Are you watching a movie, and you see the words “abandon all hope ye who enter here” across the top of a gate as the protagonist enters a scary property?
This post unpacks everything you need to know about the origin and meaning of this idiomatic expression.
“Abandon all hope ye who enter here” means that those people entering a room or space should abandon the hope they have of a positive outcome from their experience.
It also refers to the fact that those who proceed with entering should do so at their own risk and proceed with caution.
It’s a stern warning telling you to rethink your actions and take a new direction. While it has a physical, literal meaning, it can also hold a metaphorical meaning in life.
“As Gandalf turned to the Hobbits, he looked them in the eye and said the words, “abandon all hope, ye who enter here.”
The divers approached the cave where they can across an underwater signboard reading, “Abandon all hope ye who enter here.”
As Greg navigated the video game, he came across a room with “Abandon all hope, ye who enter here” written in blood above the doorway.
The idiomatic proverb, “abandon all hope ye who enter here,” originates from Dante’s Divine Comedy. In Dante Alighieri’s “Inferno,” “abandon hope all ye who enter here” first appears in the epic literary masterpiece, Divine Comedy. Dante published the Divine Comedy in 1472, following him on his journey through hell, purgatory, and heaven.
Dante comes across the gates of hell during his travels, and he sees the phrase “abandon hope all ye who enter here” etched above the entrance to the underworld. However, Dante’s work featured original publishing in Italian, and the Italian version reads “Lasciate ogne speranza, voi ch’intrate.”
The English translation of Dante’s work was published in 1814, revealing the first publication of the phrase “abandon hope all ye who enter here.” An older version of the term translates to “all hope abandon ye who enter here,” but it is a much less common variant.
The Reverend H.F. Cary would be the mind behind the 1814 translation of the original Italian version of the Divine Comedy.
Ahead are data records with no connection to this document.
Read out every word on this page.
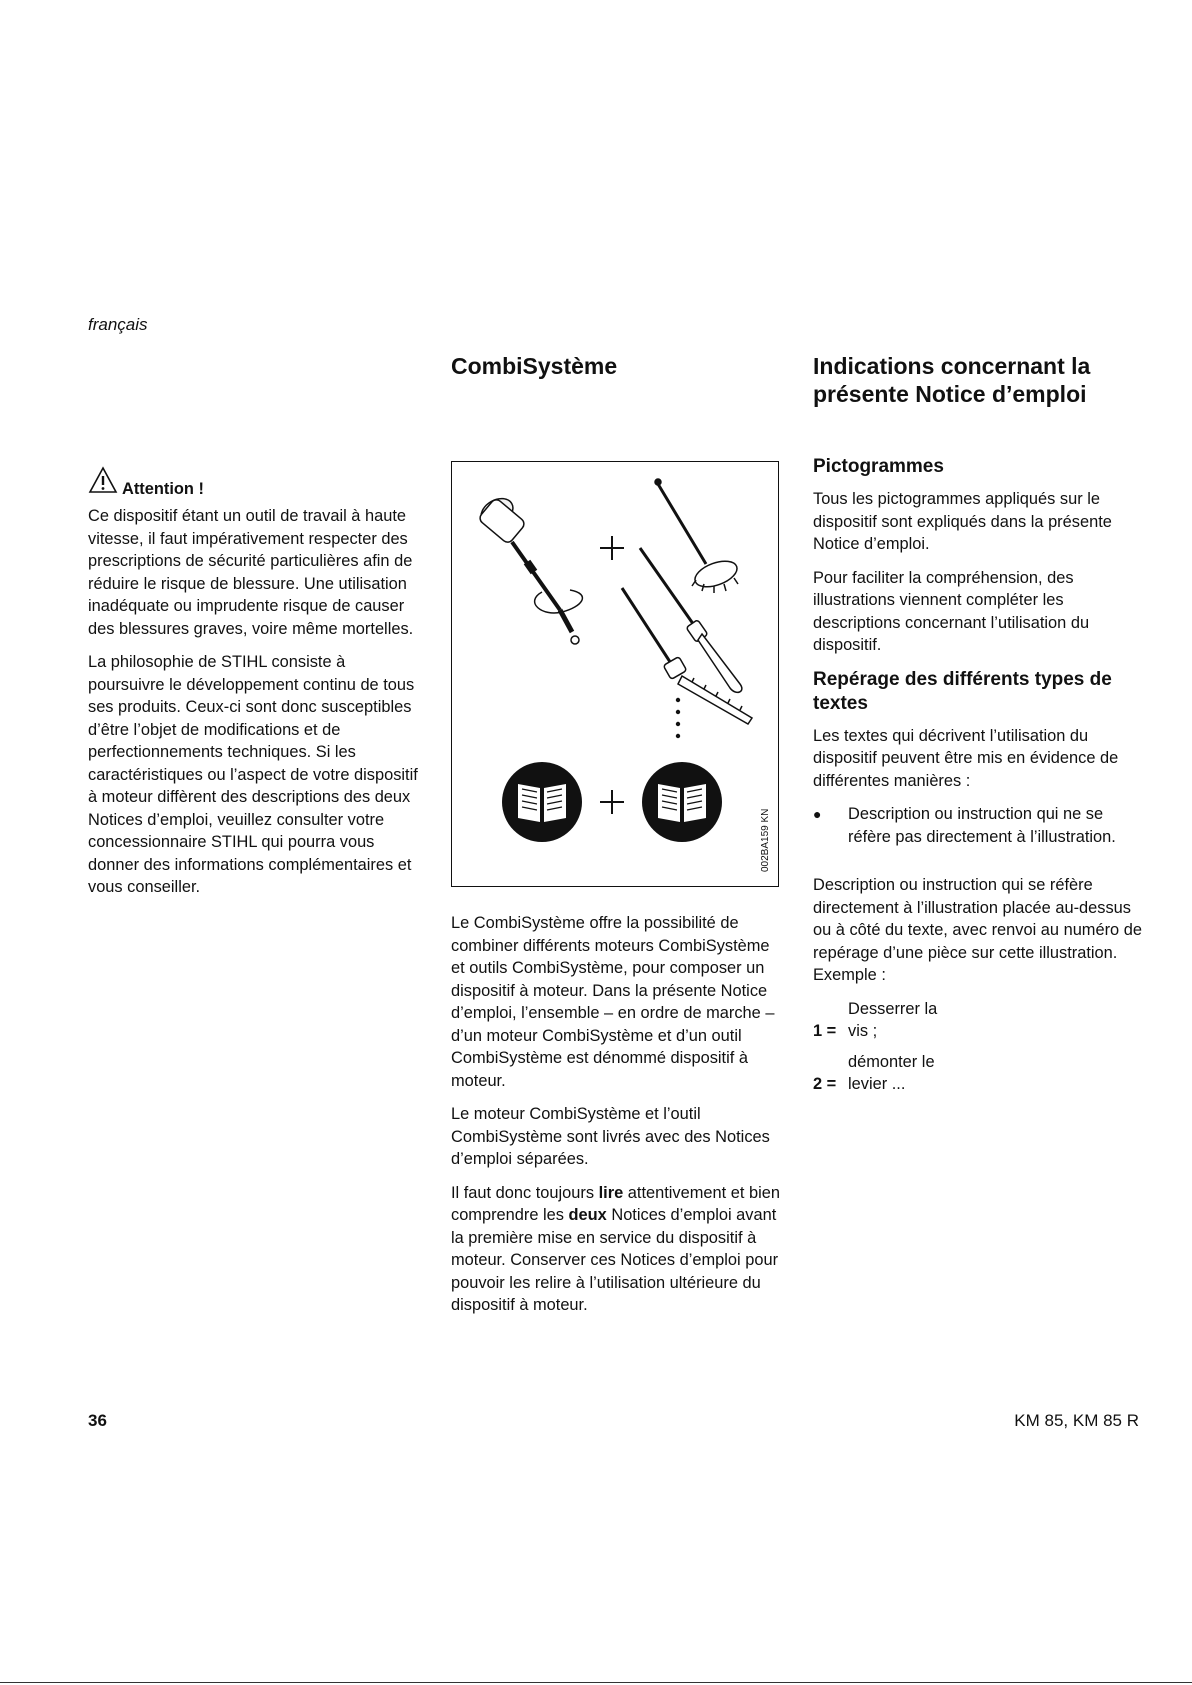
français
CombiSystème	Indications concernant la
présente Notice d’emploi
Attention !

Ce dispositif étant un outil de travail à haute vitesse, il faut impérativement respecter des prescriptions de sécurité particulières afin de réduire le risque de blessure. Une utilisation inadéquate ou imprudente risque de causer des blessures graves, voire même mortelles.

La philosophie de STIHL consiste à poursuivre le développement continu de tous ses produits. Ceux-ci sont donc susceptibles d’être l’objet de modifications et de perfectionnements techniques. Si les caractéristiques ou l’aspect de votre dispositif à moteur diffèrent des descriptions des deux Notices d’emploi, veuillez consulter votre concessionnaire STIHL qui pourra vous donner des informations complémentaires et vous conseiller.

002BA159 KN

Le CombiSystème offre la possibilité de combiner différents moteurs CombiSystème et outils CombiSystème, pour composer un dispositif à moteur. Dans la présente Notice d’emploi, l’ensemble – en ordre de marche – d’un moteur CombiSystème et d’un outil CombiSystème est dénommé dispositif à moteur.

Le moteur CombiSystème et l’outil CombiSystème sont livrés avec des Notices d’emploi séparées.

Il faut donc toujours lire attentivement et bien comprendre les deux Notices d’emploi avant la première mise en service du dispositif à moteur. Conserver ces Notices d’emploi pour pouvoir les relire à l’utilisation ultérieure du dispositif à moteur.

Pictogrammes

Tous les pictogrammes appliqués sur le dispositif sont expliqués dans la présente Notice d’emploi.

Pour faciliter la compréhension, des illustrations viennent compléter les descriptions concernant l’utilisation du dispositif.

Repérage des différents types de textes

Les textes qui décrivent l’utilisation du dispositif peuvent être mis en évidence de différentes manières :

●	Description ou instruction qui ne se réfère pas directement à l’illustration.

Description ou instruction qui se réfère directement à l’illustration placée au-dessus ou à côté du texte, avec renvoi au numéro de repérage d’une pièce sur cette illustration.

Exemple :

1 =
Desserrer la vis ;
2 =
démonter le levier ...
36	KM 85, KM 85 R
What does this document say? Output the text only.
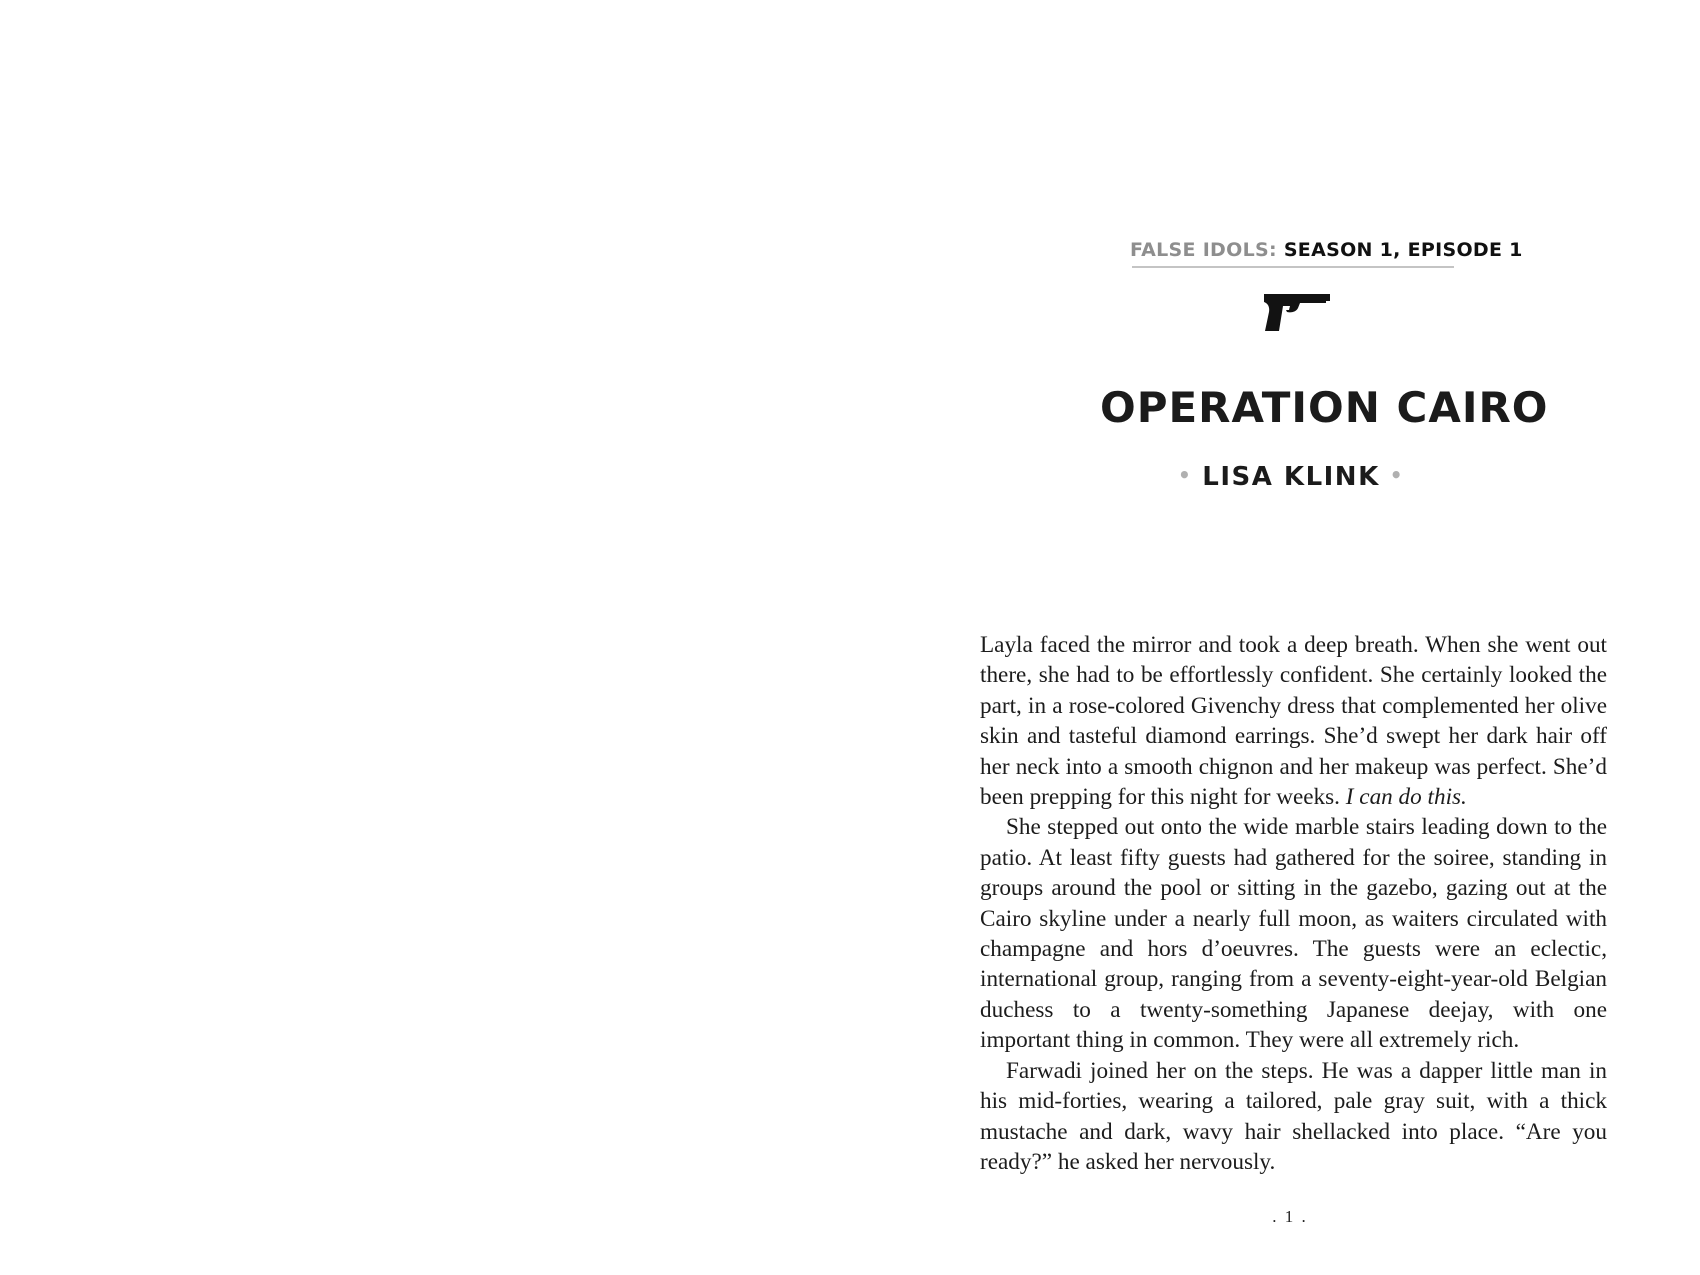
FALSE IDOLS: SEASON 1, EPISODE 1
OPERATION CAIRO
• LISA KLINK •

Layla faced the mirror and took a deep breath. When she went out there, she had to be effortlessly confident. She certainly looked the part, in a rose-colored Givenchy dress that complemented her olive skin and tasteful diamond earrings. She’d swept her dark hair off her neck into a smooth chignon and her makeup was perfect. She’d been prepping for this night for weeks. I can do this.

She stepped out onto the wide marble stairs leading down to the patio. At least fifty guests had gathered for the soiree, standing in groups around the pool or sitting in the gazebo, gazing out at the Cairo skyline under a nearly full moon, as waiters circulated with champagne and hors d’oeuvres. The guests were an eclectic, international group, ranging from a seventy-eight-year-old Belgian duchess to a twenty-something Japanese deejay, with one important thing in common. They were all extremely rich.

Farwadi joined her on the steps. He was a dapper little man in his mid-forties, wearing a tailored, pale gray suit, with a thick mustache and dark, wavy hair shellacked into place. “Are you ready?” he asked her nervously.

. 1 .
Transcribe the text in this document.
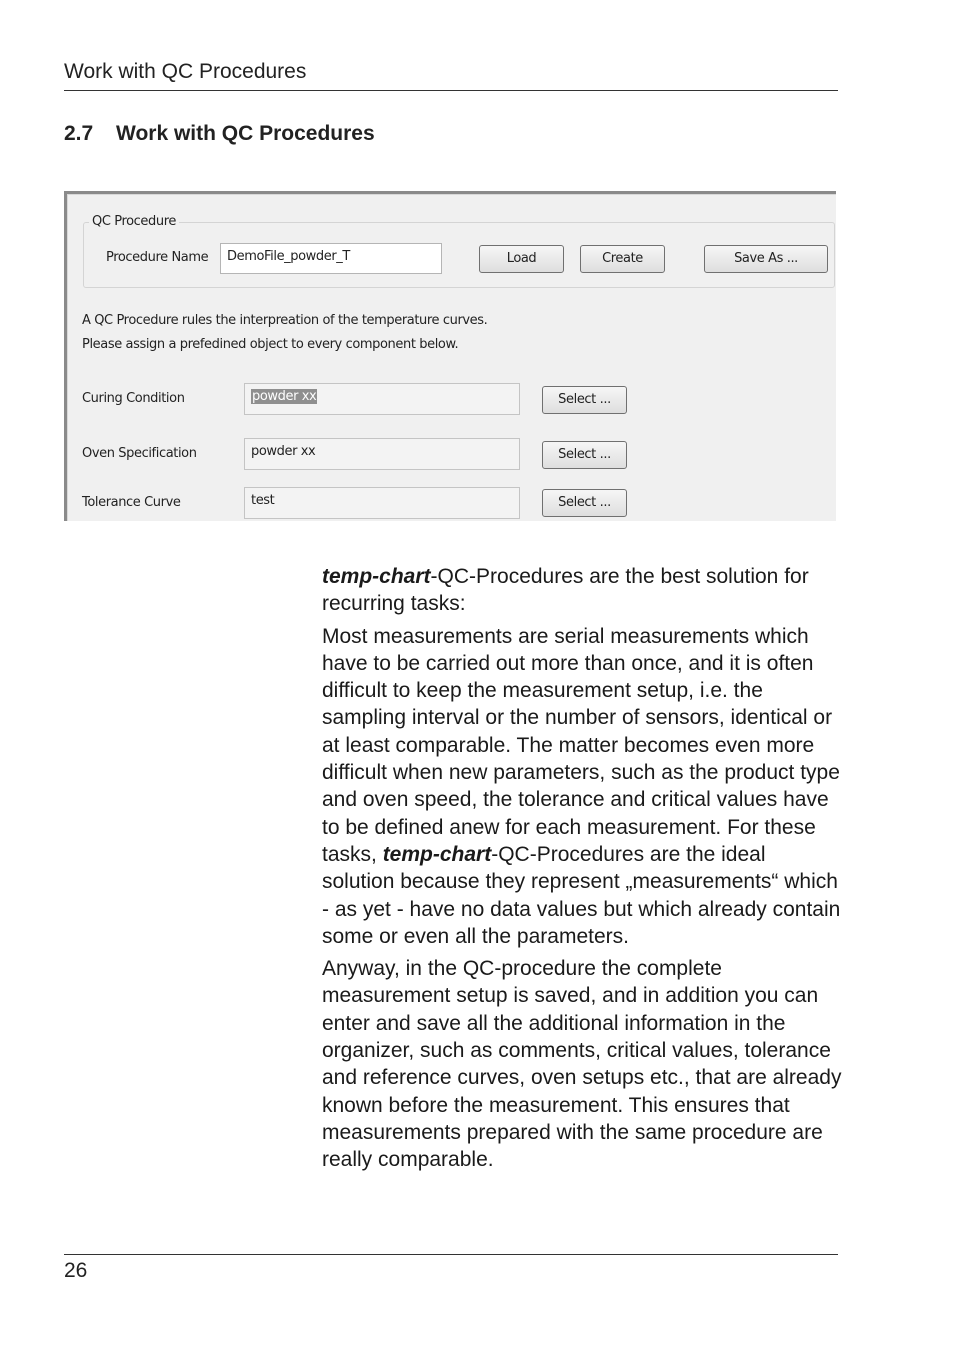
Work with QC Procedures
2.7 Work with QC Procedures
QC Procedure
Procedure Name	DemoFile_powder_T	Load	Create	Save As ...
A QC Procedure rules the interpreation of the temperature curves.
Please assign a prefedined object to every component below.
Curing Condition	powder xx	Select ...
Oven Specification	powder xx	Select ...
Tolerance Curve	test	Select ...

temp-chart-QC-Procedures are the best solution for recurring tasks:

Most measurements are serial measurements which have to be carried out more than once, and it is often difficult to keep the measurement setup, i.e. the sampling interval or the number of sensors, identical or at least comparable. The matter becomes even more difficult when new parameters, such as the product type and oven speed, the tolerance and critical values have to be defined anew for each measurement. For these tasks, temp-chart-QC-Procedures are the ideal solution because they represent „measurements“ which - as yet - have no data values but which already contain some or even all the parameters.

Anyway, in the QC-procedure the complete measurement setup is saved, and in addition you can enter and save all the additional information in the organizer, such as comments, critical values, tolerance and reference curves, oven setups etc., that are already known before the measurement. This ensures that measurements prepared with the same procedure are really comparable.

26
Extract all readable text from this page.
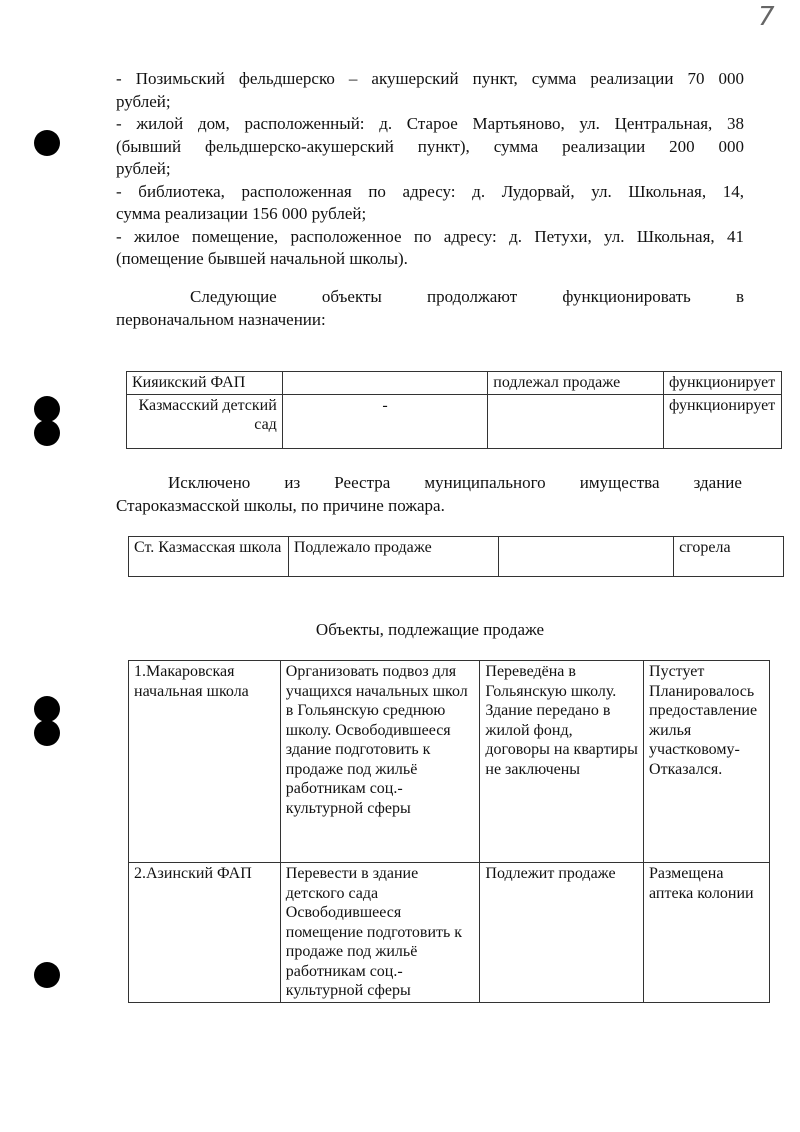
7
- Позимьский фельдшерско – акушерский пункт, сумма реализации 70 000
рублей;
- жилой дом, расположенный: д. Старое Мартьяново, ул. Центральная, 38
(бывший фельдшерско-акушерский пункт), сумма реализации 200 000
рублей;
- библиотека, расположенная по адресу: д. Лудорвай, ул. Школьная, 14,
сумма реализации 156 000 рублей;
- жилое помещение, расположенное по адресу: д. Петухи, ул. Школьная, 41
(помещение бывшей начальной школы).
Следующие	объекты	продолжают	функционировать	в
первоначальном назначении:
Кияикский ФАП		подлежал продаже	функционирует
Казмасский детский сад	-		функционирует
Исключено из Реестра муниципального имущества здание
Старoказмасской школы, по причине пожара.
Ст. Казмасская школа	Подлежало продаже		сгорела
Объекты, подлежащие продаже
1.Макаровская начальная школа	Организовать подвоз для учащихся начальных школ в Гольянскую среднюю школу. Освободившееся здание подготовить к продаже под жильё работникам соц.- культурной сферы	Переведёна в Гольянскую школу. Здание передано в жилой фонд, договоры на квартиры не заключены	Пустует Планировалось предоставление жилья участковому- Отказался.
2.Азинский ФАП	Перевести в здание детского сада Освободившееся помещение подготовить к продаже под жильё работникам соц.- культурной сферы	Подлежит продаже	Размещена аптека колонии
Here is the original English version of the verse in Cary’s translation.
Through me, you pass into the city of woe:
Through me, you pass into eternal pain:
Through me among the people lost for aye.
Justice, the founder of my fabric, mov’d:
To rear me was the task of power divine,
Supremest wisdom and primeval love.
Before me, things create were none, save things
Eternal, and eternal I endure.
All hope abandon ye who enter here.”
Phrases Similar to Abandon All Hope Ye Who Enter Here
- Stay away.
- Enter and die.
- Enter at your own risk.
Phrases Opposite to Abandon All Hope Ye Who Enter Here
- Welcome, glad to have you.
- A warm welcome.
What is the Correct Saying?
- Abandon all hope ye who enter here.
Ways People May Say Abandon All Hope Ye Who Enter Here Incorrectly
“Abandon all hope ye who enter here” suits use in lighthearted conversation, and it rarely appears in modern language as its intended use. Using the phrase as a warning would make you seem weird to others.
Acceptable Ways to Phrase Abandon All Hope Ye Who Enter Here
You can use the phrase “abandon all hope ye who enter here” when you’re trying to warn someone about entering a space. Typically, using the warning in social settings involves a mild threat, such as in video gaming where you’re trying to intimidate other players. It’s no longer in use as a stern warning in the modern world.